Karamo Brown Says He Relapsed During Queer Eye Season 3
karamo brown said he skipped press for Queer Eye’s final season after a January pullout from CBS Mornings and Today appearances, then described relapsing during the show’s third season. He also tied that decision to years of conflict he says played out on set, putting fresh pressure on a long-running reality franchise that had already been dealing with public talk of cast turmoil.
January Press Pullout
Brown’s January statement said, “I hope everyone remembers the main theme I have tried to teach them over the past decade, which is to focus on and protect their mental health/peace from people or a world who seek to destroy it; which is why I can’t be there today.” That line framed the absence as a refusal to keep performing through the promotion cycle, and it turned a routine press tour into part of the story itself.
His assistant separately told CBS Mornings and Today that Brown was “worried about being bullied” and had “felt mentally and emotionally abused for years.” Brown later told People, “If I stay quiet right now and pretend I’m sick or something, whose peace am I protecting?”
Third Season And The Set Divide
Brown said he relapsed during the show’s third season, adding a personal detail that connects the promotional fallout to what he described as a much longer strain.

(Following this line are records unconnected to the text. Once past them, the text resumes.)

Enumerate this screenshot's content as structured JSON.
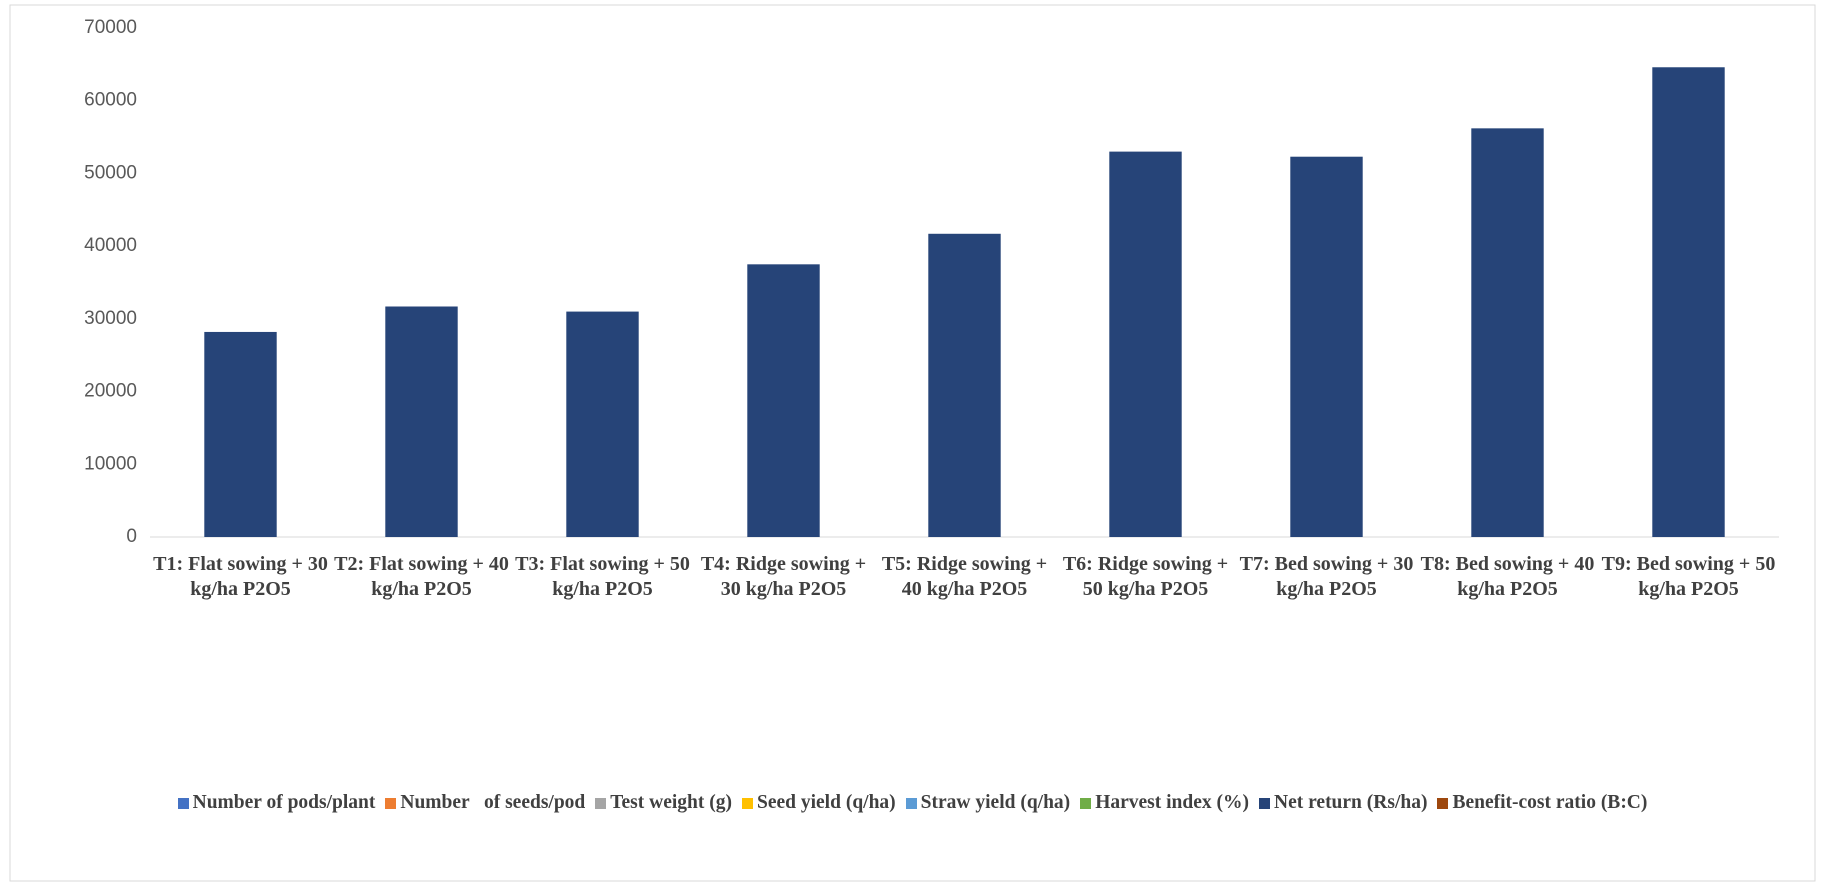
{
  "chart_data": {
    "type": "bar",
    "categories": [
      "T1: Flat sowing + 30 kg/ha P2O5",
      "T2: Flat sowing + 40 kg/ha P2O5",
      "T3: Flat sowing + 50 kg/ha P2O5",
      "T4: Ridge sowing + 30 kg/ha P2O5",
      "T5: Ridge sowing + 40 kg/ha P2O5",
      "T6: Ridge sowing + 50 kg/ha P2O5",
      "T7: Bed sowing + 30 kg/ha P2O5",
      "T8: Bed sowing + 40 kg/ha P2O5",
      "T9: Bed sowing + 50 kg/ha P2O5"
    ],
    "series": [
      {
        "name": "Number of pods/plant",
        "color": "#4472c4",
        "values": [
          null,
          null,
          null,
          null,
          null,
          null,
          null,
          null,
          null
        ]
      },
      {
        "name": "Number   of seeds/pod",
        "color": "#ed7d31",
        "values": [
          null,
          null,
          null,
          null,
          null,
          null,
          null,
          null,
          null
        ]
      },
      {
        "name": "Test weight (g)",
        "color": "#a5a5a5",
        "values": [
          null,
          null,
          null,
          null,
          null,
          null,
          null,
          null,
          null
        ]
      },
      {
        "name": "Seed yield (q/ha)",
        "color": "#ffc000",
        "values": [
          null,
          null,
          null,
          null,
          null,
          null,
          null,
          null,
          null
        ]
      },
      {
        "name": "Straw yield (q/ha)",
        "color": "#5b9bd5",
        "values": [
          null,
          null,
          null,
          null,
          null,
          null,
          null,
          null,
          null
        ]
      },
      {
        "name": "Harvest index (%)",
        "color": "#70ad47",
        "values": [
          null,
          null,
          null,
          null,
          null,
          null,
          null,
          null,
          null
        ]
      },
      {
        "name": "Net return (Rs/ha)",
        "color": "#264478",
        "values": [
          28200,
          31700,
          31000,
          37500,
          41700,
          53000,
          52300,
          56200,
          64600
        ]
      },
      {
        "name": "Benefit-cost ratio (B:C)",
        "color": "#9e480e",
        "values": [
          null,
          null,
          null,
          null,
          null,
          null,
          null,
          null,
          null
        ]
      }
    ],
    "ylim": [
      0,
      70000
    ],
    "yticks": [
      0,
      10000,
      20000,
      30000,
      40000,
      50000,
      60000,
      70000
    ],
    "grid": false,
    "legend": "bottom"
  }
}
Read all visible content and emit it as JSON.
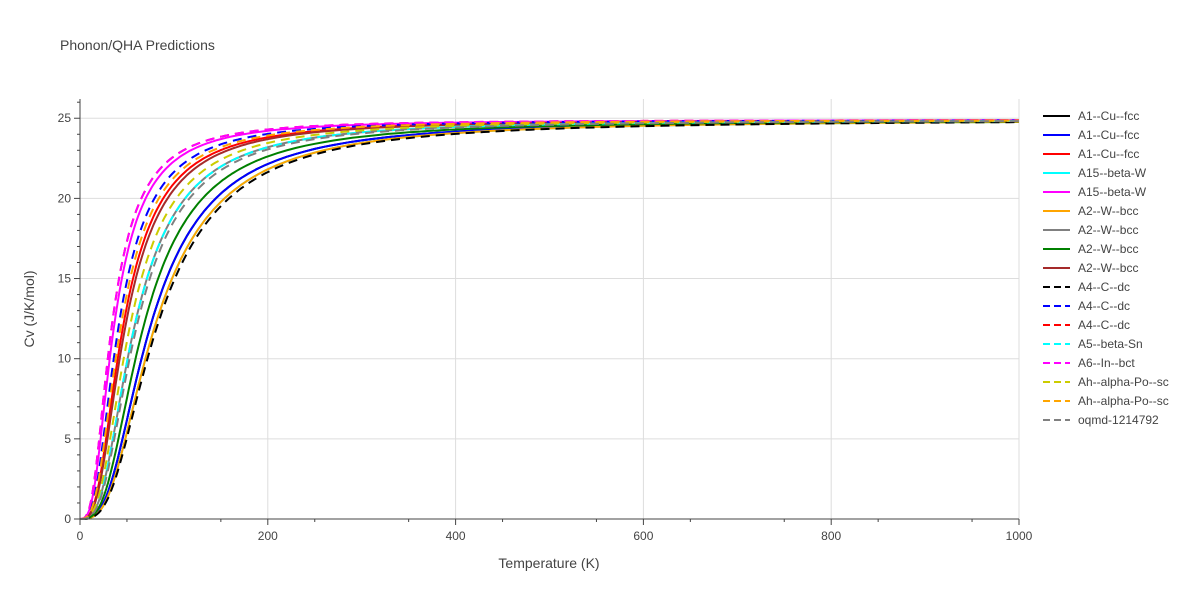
{
  "chart_data": {
    "type": "line",
    "title": "Phonon/QHA Predictions",
    "xlabel": "Temperature (K)",
    "ylabel": "Cv (J/K/mol)",
    "xlim": [
      0,
      1000
    ],
    "ylim": [
      0,
      26.2
    ],
    "x_ticks": [
      0,
      200,
      400,
      600,
      800,
      1000
    ],
    "y_ticks": [
      0,
      5,
      10,
      15,
      20,
      25
    ],
    "grid": true,
    "legend_position": "right",
    "series": [
      {
        "name": "A1--Cu--fcc",
        "color": "#000000",
        "dash": "solid",
        "theta": 310,
        "cv_max": 24.9
      },
      {
        "name": "A1--Cu--fcc",
        "color": "#0000ff",
        "dash": "solid",
        "theta": 310,
        "cv_max": 24.9
      },
      {
        "name": "A1--Cu--fcc",
        "color": "#ff0000",
        "dash": "solid",
        "theta": 190,
        "cv_max": 24.9
      },
      {
        "name": "A15--beta-W",
        "color": "#00ffff",
        "dash": "solid",
        "theta": 330,
        "cv_max": 24.9
      },
      {
        "name": "A15--beta-W",
        "color": "#ff00ff",
        "dash": "solid",
        "theta": 150,
        "cv_max": 24.9
      },
      {
        "name": "A2--W--bcc",
        "color": "#ffa500",
        "dash": "solid",
        "theta": 330,
        "cv_max": 24.9
      },
      {
        "name": "A2--W--bcc",
        "color": "#808080",
        "dash": "solid",
        "theta": 240,
        "cv_max": 24.9
      },
      {
        "name": "A2--W--bcc",
        "color": "#008000",
        "dash": "solid",
        "theta": 280,
        "cv_max": 24.9
      },
      {
        "name": "A2--W--bcc",
        "color": "#a52a2a",
        "dash": "solid",
        "theta": 200,
        "cv_max": 24.9
      },
      {
        "name": "A4--C--dc",
        "color": "#000000",
        "dash": "dash",
        "theta": 340,
        "cv_max": 24.9
      },
      {
        "name": "A4--C--dc",
        "color": "#0000ff",
        "dash": "dash",
        "theta": 170,
        "cv_max": 24.9
      },
      {
        "name": "A4--C--dc",
        "color": "#ff0000",
        "dash": "dash",
        "theta": 140,
        "cv_max": 24.9
      },
      {
        "name": "A5--beta-Sn",
        "color": "#00ffff",
        "dash": "dash",
        "theta": 240,
        "cv_max": 24.9
      },
      {
        "name": "A6--In--bct",
        "color": "#ff00ff",
        "dash": "dash",
        "theta": 140,
        "cv_max": 24.9
      },
      {
        "name": "Ah--alpha-Po--sc",
        "color": "#cccc00",
        "dash": "dash",
        "theta": 220,
        "cv_max": 24.9
      },
      {
        "name": "Ah--alpha-Po--sc",
        "color": "#ffa500",
        "dash": "dash",
        "theta": 180,
        "cv_max": 24.9
      },
      {
        "name": "oqmd-1214792",
        "color": "#808080",
        "dash": "dash",
        "theta": 250,
        "cv_max": 24.9
      }
    ]
  }
}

He also said the cast first became divided after a sexual harassment complaint was filed against him in the first few weeks of filming.

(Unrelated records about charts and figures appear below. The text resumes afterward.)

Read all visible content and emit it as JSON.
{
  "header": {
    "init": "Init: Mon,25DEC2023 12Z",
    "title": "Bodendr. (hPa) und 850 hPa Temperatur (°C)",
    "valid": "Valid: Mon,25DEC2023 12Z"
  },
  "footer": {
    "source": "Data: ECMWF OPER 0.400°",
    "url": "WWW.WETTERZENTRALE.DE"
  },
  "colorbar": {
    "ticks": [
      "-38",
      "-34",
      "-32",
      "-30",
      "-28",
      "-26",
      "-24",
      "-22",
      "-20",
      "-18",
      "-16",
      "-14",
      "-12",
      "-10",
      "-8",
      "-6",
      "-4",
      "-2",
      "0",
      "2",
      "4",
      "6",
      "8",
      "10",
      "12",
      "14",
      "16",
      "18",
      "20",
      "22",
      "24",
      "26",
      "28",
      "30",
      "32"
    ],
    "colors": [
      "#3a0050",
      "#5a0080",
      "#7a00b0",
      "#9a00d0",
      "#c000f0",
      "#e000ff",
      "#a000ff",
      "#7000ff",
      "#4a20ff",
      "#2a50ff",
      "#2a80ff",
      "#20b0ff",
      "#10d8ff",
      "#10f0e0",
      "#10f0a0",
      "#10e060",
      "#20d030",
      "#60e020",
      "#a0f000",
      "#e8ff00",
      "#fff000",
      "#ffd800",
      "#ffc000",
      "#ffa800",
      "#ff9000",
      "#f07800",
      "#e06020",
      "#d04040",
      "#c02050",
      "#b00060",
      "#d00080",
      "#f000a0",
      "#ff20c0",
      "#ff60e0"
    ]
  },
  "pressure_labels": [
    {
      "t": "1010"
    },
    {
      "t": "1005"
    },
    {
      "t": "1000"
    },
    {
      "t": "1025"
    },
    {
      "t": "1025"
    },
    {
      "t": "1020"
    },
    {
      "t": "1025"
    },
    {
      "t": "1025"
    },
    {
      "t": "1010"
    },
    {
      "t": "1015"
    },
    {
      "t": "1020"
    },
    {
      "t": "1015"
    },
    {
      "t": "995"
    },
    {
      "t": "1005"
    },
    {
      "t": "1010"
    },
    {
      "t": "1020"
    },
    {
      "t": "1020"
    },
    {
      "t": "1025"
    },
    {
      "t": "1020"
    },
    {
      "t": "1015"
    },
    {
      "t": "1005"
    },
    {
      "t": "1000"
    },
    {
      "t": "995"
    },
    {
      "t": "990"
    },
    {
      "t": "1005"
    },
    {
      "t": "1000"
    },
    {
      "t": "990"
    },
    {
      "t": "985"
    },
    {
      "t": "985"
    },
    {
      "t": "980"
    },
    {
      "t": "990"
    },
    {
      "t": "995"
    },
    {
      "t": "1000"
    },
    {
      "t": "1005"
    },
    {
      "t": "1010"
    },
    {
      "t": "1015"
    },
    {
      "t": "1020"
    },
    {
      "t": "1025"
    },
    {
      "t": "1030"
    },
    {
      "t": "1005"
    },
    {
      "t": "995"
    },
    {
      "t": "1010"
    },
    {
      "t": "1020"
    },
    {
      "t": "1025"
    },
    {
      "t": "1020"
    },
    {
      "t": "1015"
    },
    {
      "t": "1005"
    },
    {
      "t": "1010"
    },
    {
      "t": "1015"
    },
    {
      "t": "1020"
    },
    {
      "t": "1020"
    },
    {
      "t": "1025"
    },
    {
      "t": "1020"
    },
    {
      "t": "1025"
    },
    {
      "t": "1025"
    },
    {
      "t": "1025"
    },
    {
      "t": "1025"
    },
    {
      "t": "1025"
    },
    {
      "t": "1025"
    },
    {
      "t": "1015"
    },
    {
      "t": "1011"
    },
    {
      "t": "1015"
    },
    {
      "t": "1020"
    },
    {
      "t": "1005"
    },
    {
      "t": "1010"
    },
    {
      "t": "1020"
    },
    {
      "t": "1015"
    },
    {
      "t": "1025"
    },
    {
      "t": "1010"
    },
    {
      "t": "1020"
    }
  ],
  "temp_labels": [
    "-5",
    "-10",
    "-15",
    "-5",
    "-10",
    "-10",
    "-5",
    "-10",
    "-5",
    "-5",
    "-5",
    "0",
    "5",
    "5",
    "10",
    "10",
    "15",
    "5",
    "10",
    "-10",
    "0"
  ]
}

He said he and an unnamed member of the Fab Five had a “fun and flirty” relationship during casting, and that he initially accused that co-star of filing the complaint before learning it came from an anonymous third party. Brown said he was cleared of any wrongdoing, but he described the experience as starting a split that never fully healed.
Production Response And 2024 Shift
Brown said his mother overheard co-stars badmouthing him on set, and he argued that production and executive behavior worsened the environment. He said, “Everyone would just say, ‘Well, that’s just that person,’ instead of saying, ‘This behavior does not fly in a professional environment,’” before adding, “It impacted me negatively, consistently.”

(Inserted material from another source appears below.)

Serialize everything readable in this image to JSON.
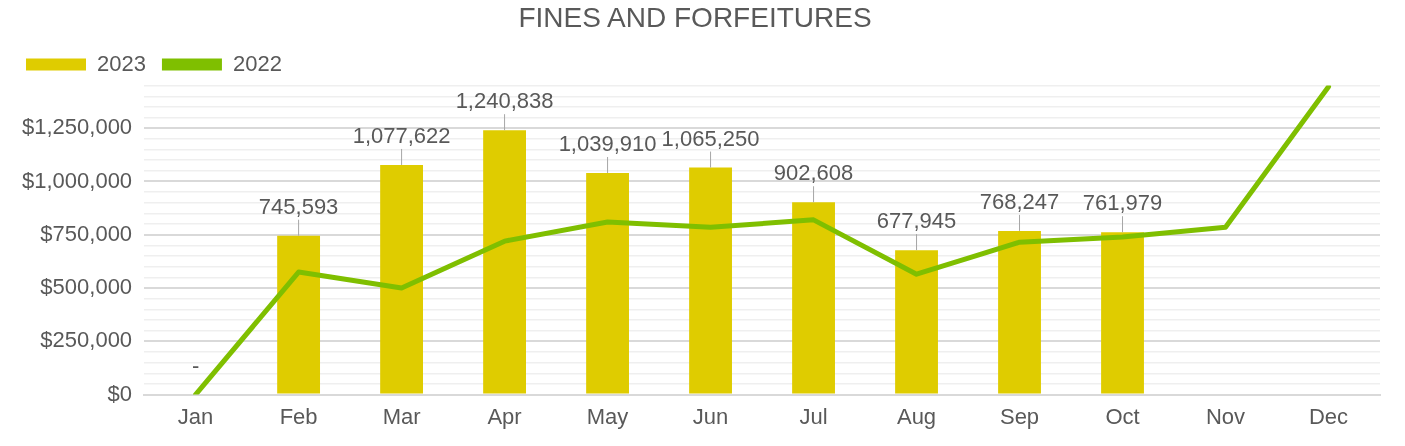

ITV America and Scout Productions said they strongly disagreed with any characterization that concerns during production were ignored, dismissed or allowed to continue unchecked. They said issues brought to production leadership were taken seriously and addressed appropriately, while consistently fostering a respectful and professional environment for the cast and crew. Brown also said original star Bobby Berk was replaced by Jeremiah Brent in 2024, underscoring how much the cast lineup had already changed before the latest round of publicity.
For viewers, the practical takeaway is that Brown is no longer treating the final-season press run as a neutral promotional stop; he is using it to revisit the production history behind Queer Eye instead. That leaves the franchise with a blunt public dispute over how the set was run, and Brown with a narrative centered on relapse, division and the cost of staying silent.